Saturday 16 May 2009

Lock 'em Up and Throw Away the Key

Today's Globe and Mail newspaper had an article about a woman who clearly needed to be taught a lesson that would serve as a deterrent to others:

Bela Kosoian, a 38-year-old mother of two, says when she didn't hold the handrail [on the transit escalator] Wednesday, she was cuffed, dragged into a small holding cell and fined.
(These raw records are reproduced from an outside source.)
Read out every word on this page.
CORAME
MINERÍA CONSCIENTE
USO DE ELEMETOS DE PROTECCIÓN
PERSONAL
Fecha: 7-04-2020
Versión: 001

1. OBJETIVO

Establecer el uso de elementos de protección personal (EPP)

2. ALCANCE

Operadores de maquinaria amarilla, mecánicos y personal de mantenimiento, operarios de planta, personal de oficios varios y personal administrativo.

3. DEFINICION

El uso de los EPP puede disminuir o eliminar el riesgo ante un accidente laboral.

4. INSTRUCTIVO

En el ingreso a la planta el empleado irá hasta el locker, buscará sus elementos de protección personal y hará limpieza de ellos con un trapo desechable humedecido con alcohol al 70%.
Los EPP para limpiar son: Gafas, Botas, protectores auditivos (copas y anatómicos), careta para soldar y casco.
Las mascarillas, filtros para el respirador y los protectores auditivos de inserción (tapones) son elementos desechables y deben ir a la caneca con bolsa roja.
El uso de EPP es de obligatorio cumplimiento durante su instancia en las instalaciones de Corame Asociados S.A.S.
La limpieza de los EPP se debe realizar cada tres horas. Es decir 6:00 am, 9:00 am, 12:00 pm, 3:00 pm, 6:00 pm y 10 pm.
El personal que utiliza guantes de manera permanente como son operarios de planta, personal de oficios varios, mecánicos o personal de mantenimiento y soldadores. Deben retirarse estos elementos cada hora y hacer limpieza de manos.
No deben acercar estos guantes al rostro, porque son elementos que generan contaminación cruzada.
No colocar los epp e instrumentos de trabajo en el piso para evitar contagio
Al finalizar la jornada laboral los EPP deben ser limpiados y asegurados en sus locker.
Okay, if the police are going to arrest people for that kind of violation, I have a few other transgressions that deserve their attention.
  1. Accountants who cram too many columns of numbers onto one page. You know the ones I mean. They put the monthly actual, budget, last year month, budget variance, and last year month variance on the left side of the report, then the year to date actual, budget, last year, budget variance, last year variance and full year budget on the right side, making the font so small you need an electron microscope to see the numbers let alone make sense of them. Book 'em Danno.
  2. Blaming the new system. The new computer has been blamed so many times for so many things, that I'm not buying that excuse any more. If you can't get your computer system to work, send me a manual payment. I'm not that picky, really.
  3. Balanced with a difference. As Yoda says, "Balanced you are or unbalanced you are. There is no balanced with a difference." Take away their bookkeeping license!
  4. Oh, I forgot to give you this last receipt. Everyone who prepares personal tax returns knows this miscreant, the person who lets you do all your work on their return only to come to you at the last minute with a piece of paper to add to the shoebox of forms they already dumped on you. Ladies and gentlemen of the jury, have you reached a verdict?
  5. I just want to push a button and . . . This one's personal. I hate it when people oversimplify their reporting needs and assume that the system is designed to give them exactly what they need at the proverbial push of a button. We recommend the maximum penalty the law allows your honor.
  6. It's immaterial. Auditors can say, "It's immaterial" all they like. That's music to my ears because it means I can stop working on that issue. But when anyone else hides behind materiality, they should be cuffed and jailed. If it isn't right, it's wrong. Off with their heads!
  7. Blame the budget. If an expense is over budget or a revenue doesn't come in as planned, it's pointless to say the budget was wrong. You had your chance at budget time. Now it's "fixing the problem" time, so get out there and do it!
  8. Put down the client. If a client complains, you should get down on your knees and thank them for the opportunity to serve them better. Most clients don't complain. They just take their business elsewhere. Officer, arrest this accountant!
  9. Incomprehensible gobbledygook. Arguably, communication is half of the job of an accountant. Financial analysts who fill their reports with talk of accruals and negative variances being partially offset by timing differences deserve to be led off in chains.
  10. Excel sins. They should reopen Alcatraz for people who:
  • Override the formula in a long column of calculations,
  • Change standard templates, such as budget or expense forms,
  • Type in the totals instead of calculating them,
  • Insert blank lines and columns into a table - you can make it readable without making it unsortable,
  • Allow different, incompatible versions of a spreadsheet float around,
  • Type numbers into cells without leaving any trail for others to follow, and
  • Forget to round their formula results so that their totals don't add.